An oft mentioned success story repeated at the conference was of the latent fingerprint found on an improvised explosive device fragment in Iraq. Investigators had the fingerprint, but no identity to match it with. They received a break in the case when a man came to a U.S.-managed detention center. Visitors to such facilities must submit to scans of 10-fingerprint, both irises and pose for a digital photo. These are known as the “13 biometrics template.”
After the subject left the facility, his fingerprint was matched in a database. The next time he came to visit his friend, he was taken into custody.
Myra Gray, director of the Defense Department’s biometrics task force, said the obvious flaw in the system is that they had to wait for the suspect to visit a second time.
“How can we have that turn around so we can get that answer the first time?” she asked.
Thomas Dee, director of defense biometrics at the office of the secretary of defense, said collecting the measurements is the easy part. “But if you can’t do the match, if you can’t make the decision behind it, it’s not that useful to you.”
His office is the lead in the Defense Department for biometrics issues and the Army is the executive agent.
Improvements are needed in the sensors, databases, applications, communications gear and decision support tools, he said. “It’s your whole information technology backbone ... that’s the hard part we need to bring together,” he added.
U.S. Central Command is not the beginning or the end of the story, he added.
The department has identity management needs in combat applications, and also in business and intelligence gathering. Ensuring pre-approved personnel can gain access to facilities and computers is a “business” need. “We need to be able to do everything CitiBank is able to do,” he added.
While soldiers may have a great deal of leeway to collect biometric data in a combat zone, he warned that this won’t always be the case. The Defense Department must address privacy and “public perception” issues, he said.
Overseas bases generally have tight security, noted Marine Lt. Col. Frank Lugo, deputy chief of force protection and mission assurance division at U.S. Northern Command.
But anyone who has entered a base in the states knows a driver’s license is about all it takes to pass through the gates. About 50 percent of those on a domestic base at any given time are not members of the U.S. military, he said.

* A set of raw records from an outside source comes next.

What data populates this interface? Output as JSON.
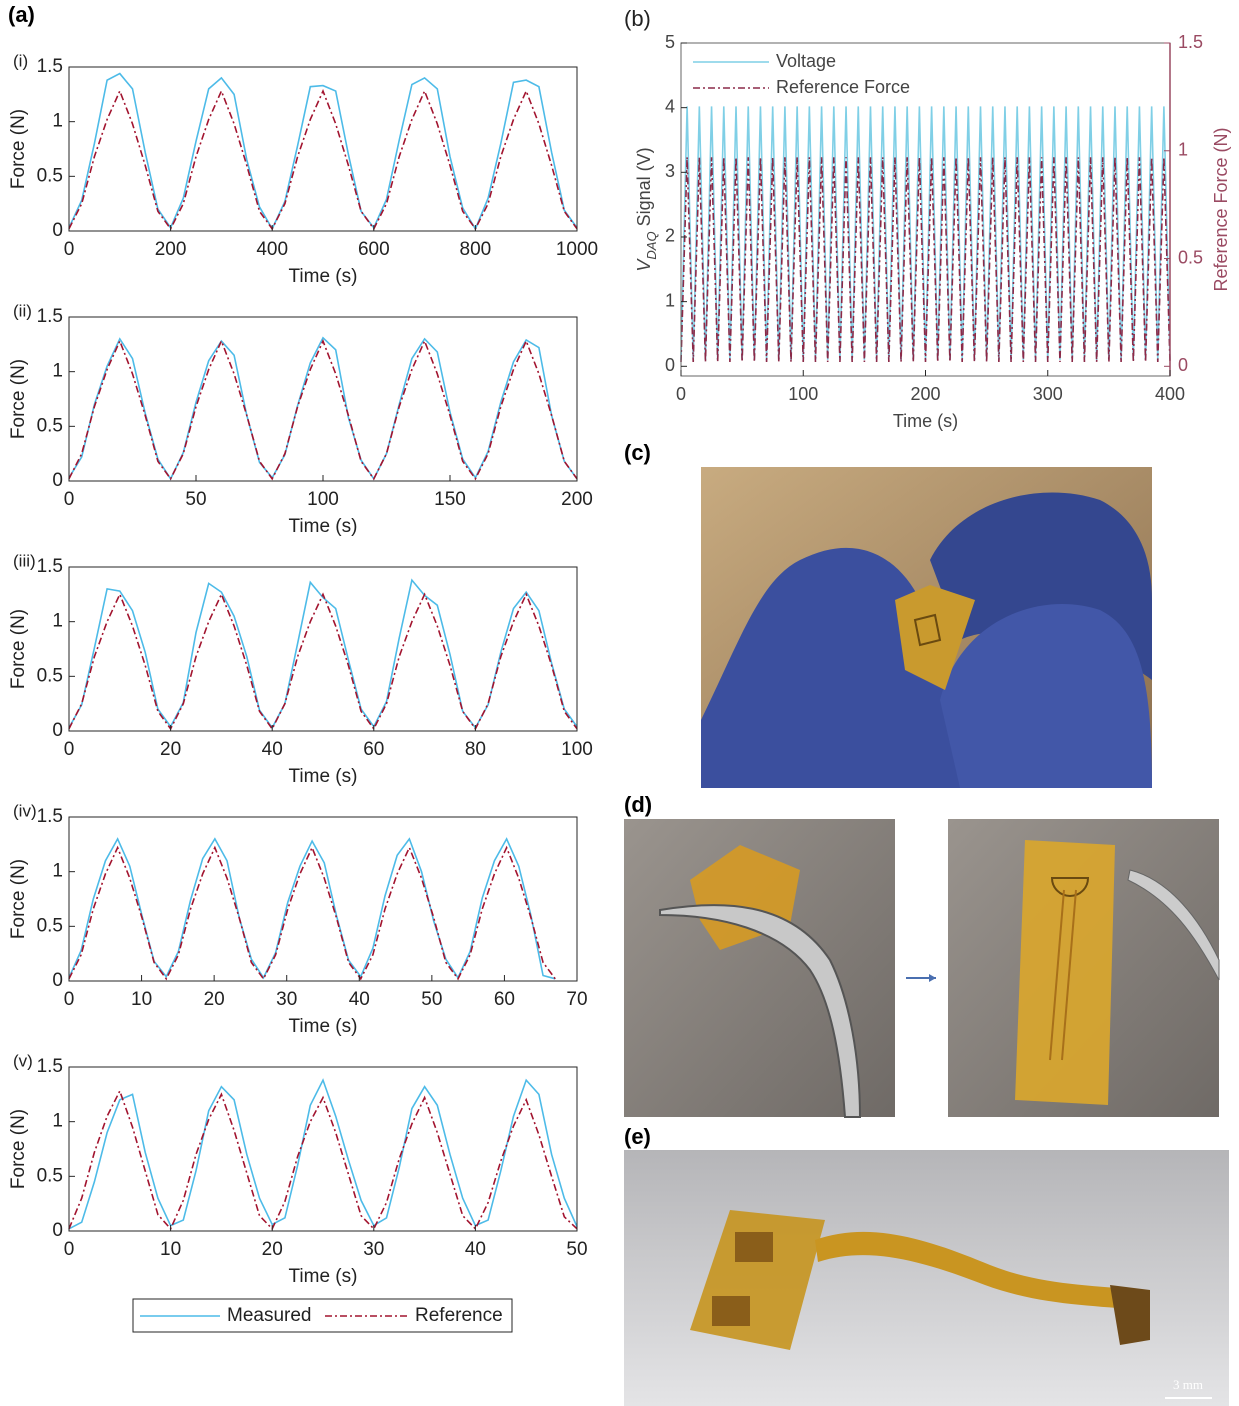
{
  "panels": {
    "a": "(a)",
    "c": "(c)",
    "d": "(d)",
    "e": "(e)",
    "scale_bar": "3 mm"
  },
  "chart_data": [
    {
      "type": "line",
      "panel_label": "(i)",
      "xlabel": "Time (s)",
      "ylabel": "Force (N)",
      "x": [
        0,
        25,
        50,
        75,
        100,
        125,
        150,
        175,
        200,
        225,
        250,
        275,
        300,
        325,
        350,
        375,
        400,
        425,
        450,
        475,
        500,
        525,
        550,
        575,
        600,
        625,
        650,
        675,
        700,
        725,
        750,
        775,
        800,
        825,
        850,
        875,
        900,
        925,
        950,
        975,
        1000
      ],
      "xlim": [
        0,
        1000
      ],
      "xticks": [
        0,
        200,
        400,
        600,
        800,
        1000
      ],
      "ylim": [
        0,
        1.5
      ],
      "yticks": [
        0,
        0.5,
        1,
        1.5
      ],
      "series": [
        {
          "name": "Measured",
          "color": "#4dbbe8",
          "line_style": "solid",
          "values": [
            0.03,
            0.28,
            0.8,
            1.38,
            1.44,
            1.3,
            0.72,
            0.2,
            0.03,
            0.3,
            0.82,
            1.3,
            1.4,
            1.25,
            0.65,
            0.22,
            0.02,
            0.27,
            0.78,
            1.32,
            1.33,
            1.28,
            0.7,
            0.18,
            0.03,
            0.29,
            0.83,
            1.34,
            1.4,
            1.3,
            0.68,
            0.21,
            0.02,
            0.3,
            0.8,
            1.36,
            1.38,
            1.32,
            0.72,
            0.19,
            0.03
          ]
        },
        {
          "name": "Reference",
          "color": "#a2142f",
          "line_style": "dash-dot",
          "values": [
            0.02,
            0.25,
            0.68,
            1.02,
            1.28,
            0.98,
            0.6,
            0.18,
            0.02,
            0.25,
            0.68,
            1.02,
            1.28,
            0.98,
            0.6,
            0.18,
            0.02,
            0.25,
            0.68,
            1.02,
            1.28,
            0.98,
            0.6,
            0.18,
            0.02,
            0.25,
            0.68,
            1.02,
            1.28,
            0.98,
            0.6,
            0.18,
            0.02,
            0.25,
            0.68,
            1.02,
            1.28,
            0.98,
            0.6,
            0.18,
            0.02
          ]
        }
      ]
    },
    {
      "type": "line",
      "panel_label": "(ii)",
      "xlabel": "Time (s)",
      "ylabel": "Force (N)",
      "x": [
        0,
        5,
        10,
        15,
        20,
        25,
        30,
        35,
        40,
        45,
        50,
        55,
        60,
        65,
        70,
        75,
        80,
        85,
        90,
        95,
        100,
        105,
        110,
        115,
        120,
        125,
        130,
        135,
        140,
        145,
        150,
        155,
        160,
        165,
        170,
        175,
        180,
        185,
        190,
        195,
        200
      ],
      "xlim": [
        0,
        200
      ],
      "xticks": [
        0,
        50,
        100,
        150,
        200
      ],
      "ylim": [
        0,
        1.5
      ],
      "yticks": [
        0,
        0.5,
        1,
        1.5
      ],
      "series": [
        {
          "name": "Measured",
          "color": "#4dbbe8",
          "line_style": "solid",
          "values": [
            0.03,
            0.22,
            0.7,
            1.05,
            1.3,
            1.12,
            0.62,
            0.2,
            0.02,
            0.26,
            0.72,
            1.1,
            1.28,
            1.15,
            0.6,
            0.17,
            0.03,
            0.24,
            0.69,
            1.08,
            1.31,
            1.2,
            0.58,
            0.19,
            0.02,
            0.25,
            0.7,
            1.12,
            1.3,
            1.18,
            0.63,
            0.2,
            0.03,
            0.27,
            0.72,
            1.09,
            1.29,
            1.22,
            0.6,
            0.18,
            0.02
          ]
        },
        {
          "name": "Reference",
          "color": "#a2142f",
          "line_style": "dash-dot",
          "values": [
            0.02,
            0.25,
            0.68,
            1.02,
            1.28,
            0.98,
            0.6,
            0.18,
            0.02,
            0.25,
            0.68,
            1.02,
            1.28,
            0.98,
            0.6,
            0.18,
            0.02,
            0.25,
            0.68,
            1.02,
            1.28,
            0.98,
            0.6,
            0.18,
            0.02,
            0.25,
            0.68,
            1.02,
            1.28,
            0.98,
            0.6,
            0.18,
            0.02,
            0.25,
            0.68,
            1.02,
            1.28,
            0.98,
            0.6,
            0.18,
            0.02
          ]
        }
      ]
    },
    {
      "type": "line",
      "panel_label": "(iii)",
      "xlabel": "Time (s)",
      "ylabel": "Force (N)",
      "x": [
        0,
        2.5,
        5,
        7.5,
        10,
        12.5,
        15,
        17.5,
        20,
        22.5,
        25,
        27.5,
        30,
        32.5,
        35,
        37.5,
        40,
        42.5,
        45,
        47.5,
        50,
        52.5,
        55,
        57.5,
        60,
        62.5,
        65,
        67.5,
        70,
        72.5,
        75,
        77.5,
        80,
        82.5,
        85,
        87.5,
        90,
        92.5,
        95,
        97.5,
        100
      ],
      "xlim": [
        0,
        100
      ],
      "xticks": [
        0,
        20,
        40,
        60,
        80,
        100
      ],
      "ylim": [
        0,
        1.5
      ],
      "yticks": [
        0,
        0.5,
        1,
        1.5
      ],
      "series": [
        {
          "name": "Measured",
          "color": "#4dbbe8",
          "line_style": "solid",
          "values": [
            0.03,
            0.24,
            0.76,
            1.3,
            1.28,
            1.1,
            0.72,
            0.2,
            0.04,
            0.26,
            0.9,
            1.35,
            1.27,
            1.05,
            0.68,
            0.19,
            0.03,
            0.25,
            0.8,
            1.36,
            1.22,
            1.12,
            0.65,
            0.2,
            0.04,
            0.27,
            0.85,
            1.38,
            1.24,
            1.15,
            0.7,
            0.18,
            0.03,
            0.24,
            0.72,
            1.12,
            1.27,
            1.1,
            0.62,
            0.2,
            0.04
          ]
        },
        {
          "name": "Reference",
          "color": "#a2142f",
          "line_style": "dash-dot",
          "values": [
            0.02,
            0.25,
            0.68,
            1.0,
            1.25,
            0.96,
            0.6,
            0.18,
            0.02,
            0.25,
            0.68,
            1.0,
            1.25,
            0.96,
            0.6,
            0.18,
            0.02,
            0.25,
            0.68,
            1.0,
            1.25,
            0.96,
            0.6,
            0.18,
            0.02,
            0.25,
            0.68,
            1.0,
            1.25,
            0.96,
            0.6,
            0.18,
            0.02,
            0.25,
            0.68,
            1.0,
            1.25,
            0.96,
            0.6,
            0.18,
            0.02
          ]
        }
      ]
    },
    {
      "type": "line",
      "panel_label": "(iv)",
      "xlabel": "Time (s)",
      "ylabel": "Force (N)",
      "x": [
        0,
        1.675,
        3.35,
        5.025,
        6.7,
        8.375,
        10.05,
        11.725,
        13.4,
        15.075,
        16.75,
        18.425,
        20.1,
        21.775,
        23.45,
        25.125,
        26.8,
        28.475,
        30.15,
        31.825,
        33.5,
        35.175,
        36.85,
        38.525,
        40.2,
        41.875,
        43.55,
        45.225,
        46.9,
        48.575,
        50.25,
        51.925,
        53.6,
        55.275,
        56.95,
        58.625,
        60.3,
        61.975,
        63.65,
        65.325,
        67
      ],
      "xlim": [
        0,
        70
      ],
      "xticks": [
        0,
        10,
        20,
        30,
        40,
        50,
        60,
        70
      ],
      "ylim": [
        0,
        1.5
      ],
      "yticks": [
        0,
        0.5,
        1,
        1.5
      ],
      "series": [
        {
          "name": "Measured",
          "color": "#4dbbe8",
          "line_style": "solid",
          "values": [
            0.03,
            0.28,
            0.75,
            1.1,
            1.3,
            1.05,
            0.6,
            0.18,
            0.04,
            0.27,
            0.74,
            1.12,
            1.3,
            1.1,
            0.58,
            0.2,
            0.03,
            0.26,
            0.72,
            1.05,
            1.28,
            1.08,
            0.6,
            0.19,
            0.04,
            0.3,
            0.78,
            1.15,
            1.3,
            1.0,
            0.55,
            0.2,
            0.03,
            0.27,
            0.76,
            1.1,
            1.3,
            1.05,
            0.6,
            0.05,
            0.02
          ]
        },
        {
          "name": "Reference",
          "color": "#a2142f",
          "line_style": "dash-dot",
          "values": [
            0.02,
            0.24,
            0.66,
            0.98,
            1.22,
            0.94,
            0.58,
            0.17,
            0.02,
            0.24,
            0.66,
            0.98,
            1.22,
            0.94,
            0.58,
            0.17,
            0.02,
            0.24,
            0.66,
            0.98,
            1.22,
            0.94,
            0.58,
            0.17,
            0.02,
            0.24,
            0.66,
            0.98,
            1.22,
            0.94,
            0.58,
            0.17,
            0.02,
            0.24,
            0.66,
            0.98,
            1.22,
            0.94,
            0.58,
            0.17,
            0.02
          ]
        }
      ]
    },
    {
      "type": "line",
      "panel_label": "(v)",
      "xlabel": "Time (s)",
      "ylabel": "Force (N)",
      "legend": "below",
      "x": [
        0,
        1.25,
        2.5,
        3.75,
        5,
        6.25,
        7.5,
        8.75,
        10,
        11.25,
        12.5,
        13.75,
        15,
        16.25,
        17.5,
        18.75,
        20,
        21.25,
        22.5,
        23.75,
        25,
        26.25,
        27.5,
        28.75,
        30,
        31.25,
        32.5,
        33.75,
        35,
        36.25,
        37.5,
        38.75,
        40,
        41.25,
        42.5,
        43.75,
        45,
        46.25,
        47.5,
        48.75,
        50
      ],
      "xlim": [
        0,
        50
      ],
      "xticks": [
        0,
        10,
        20,
        30,
        40,
        50
      ],
      "ylim": [
        0,
        1.5
      ],
      "yticks": [
        0,
        0.5,
        1,
        1.5
      ],
      "series": [
        {
          "name": "Measured",
          "color": "#4dbbe8",
          "line_style": "solid",
          "values": [
            0.02,
            0.08,
            0.45,
            0.9,
            1.2,
            1.25,
            0.72,
            0.3,
            0.05,
            0.1,
            0.55,
            1.1,
            1.32,
            1.2,
            0.7,
            0.3,
            0.06,
            0.12,
            0.6,
            1.15,
            1.38,
            1.05,
            0.65,
            0.28,
            0.05,
            0.12,
            0.58,
            1.12,
            1.32,
            1.15,
            0.7,
            0.3,
            0.05,
            0.1,
            0.55,
            1.05,
            1.38,
            1.25,
            0.7,
            0.3,
            0.04
          ]
        },
        {
          "name": "Reference",
          "color": "#a2142f",
          "line_style": "dash-dot",
          "values": [
            0.02,
            0.3,
            0.72,
            1.05,
            1.28,
            0.95,
            0.55,
            0.15,
            0.02,
            0.28,
            0.7,
            1.02,
            1.25,
            0.92,
            0.53,
            0.14,
            0.02,
            0.27,
            0.68,
            1.0,
            1.22,
            0.9,
            0.52,
            0.14,
            0.02,
            0.26,
            0.66,
            0.98,
            1.22,
            0.9,
            0.52,
            0.14,
            0.02,
            0.26,
            0.64,
            0.96,
            1.2,
            0.88,
            0.5,
            0.13,
            0.02
          ]
        }
      ]
    },
    {
      "type": "line",
      "panel_label": "(b)",
      "xlabel": "Time (s)",
      "ylabel": {
        "main": "V",
        "sub": "DAQ",
        "rest": " Signal (V)"
      },
      "y2label": "Reference Force (N)",
      "y2_color": "#9a4a62",
      "legend": "upper-left",
      "x": [
        0,
        5,
        10,
        15,
        20,
        25,
        30,
        35,
        40,
        45,
        50,
        55,
        60,
        65,
        70,
        75,
        80,
        85,
        90,
        95,
        100,
        105,
        110,
        115,
        120,
        125,
        130,
        135,
        140,
        145,
        150,
        155,
        160,
        165,
        170,
        175,
        180,
        185,
        190,
        195,
        200,
        205,
        210,
        215,
        220,
        225,
        230,
        235,
        240,
        245,
        250,
        255,
        260,
        265,
        270,
        275,
        280,
        285,
        290,
        295,
        300,
        305,
        310,
        315,
        320,
        325,
        330,
        335,
        340,
        345,
        350,
        355,
        360,
        365,
        370,
        375,
        380,
        385,
        390,
        395,
        400
      ],
      "xlim": [
        0,
        400
      ],
      "xticks": [
        0,
        100,
        200,
        300,
        400
      ],
      "ylim": [
        -0.15,
        5
      ],
      "yticks": [
        0,
        1,
        2,
        3,
        4,
        5
      ],
      "y2lim": [
        -0.045,
        1.5
      ],
      "y2ticks": [
        0,
        0.5,
        1,
        1.5
      ],
      "series": [
        {
          "name": "Voltage",
          "color": "#7fcfe6",
          "line_style": "solid",
          "values": [
            0.1,
            4.02,
            0.1,
            4.02,
            0.1,
            4.02,
            0.1,
            4.02,
            0.1,
            4.02,
            0.1,
            4.02,
            0.1,
            4.02,
            0.1,
            4.02,
            0.1,
            4.02,
            0.1,
            4.02,
            0.1,
            4.02,
            0.1,
            4.02,
            0.1,
            4.02,
            0.1,
            4.02,
            0.1,
            4.02,
            0.1,
            4.02,
            0.1,
            4.02,
            0.1,
            4.02,
            0.1,
            4.02,
            0.1,
            4.02,
            0.1,
            4.02,
            0.1,
            4.02,
            0.1,
            4.02,
            0.1,
            4.02,
            0.1,
            4.02,
            0.1,
            4.02,
            0.1,
            4.02,
            0.1,
            4.02,
            0.1,
            4.02,
            0.1,
            4.02,
            0.1,
            4.02,
            0.1,
            4.02,
            0.1,
            4.02,
            0.1,
            4.02,
            0.1,
            4.02,
            0.1,
            4.02,
            0.1,
            4.02,
            0.1,
            4.02,
            0.1,
            4.02,
            0.1,
            4.02,
            0.1
          ]
        },
        {
          "name": "Reference Force",
          "color": "#8b2a48",
          "line_style": "dash-dot",
          "axis": "y2",
          "values": [
            0.02,
            0.97,
            0.02,
            0.97,
            0.02,
            0.97,
            0.02,
            0.97,
            0.02,
            0.97,
            0.02,
            0.97,
            0.02,
            0.97,
            0.02,
            0.97,
            0.02,
            0.97,
            0.02,
            0.97,
            0.02,
            0.97,
            0.02,
            0.97,
            0.02,
            0.97,
            0.02,
            0.97,
            0.02,
            0.97,
            0.02,
            0.97,
            0.02,
            0.97,
            0.02,
            0.97,
            0.02,
            0.97,
            0.02,
            0.97,
            0.02,
            0.97,
            0.02,
            0.97,
            0.02,
            0.97,
            0.02,
            0.97,
            0.02,
            0.97,
            0.02,
            0.97,
            0.02,
            0.97,
            0.02,
            0.97,
            0.02,
            0.97,
            0.02,
            0.97,
            0.02,
            0.97,
            0.02,
            0.97,
            0.02,
            0.97,
            0.02,
            0.97,
            0.02,
            0.97,
            0.02,
            0.97,
            0.02,
            0.97,
            0.02,
            0.97,
            0.02,
            0.97,
            0.02,
            0.97,
            0.02
          ]
        }
      ]
    }
  ]
}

A group of alleged homegrown terrorists known as the “Fort Dix Six” used a pizza delivery business as a cover to conduct surveillance at the New Jersey base. An electronics store clerk who saw their videotapes alerted the FBI. Prosecutors accused them of plotting to plant explosives to kill service members.
“I think we got really lucky,” Lugo said.
The individual services and Northcom are only now beginning to tackle this problem, he said. Overseas bases use the defense biometric identification system, which verifies that a person can enter a secure area, but only about five facilities stateside do so, he said.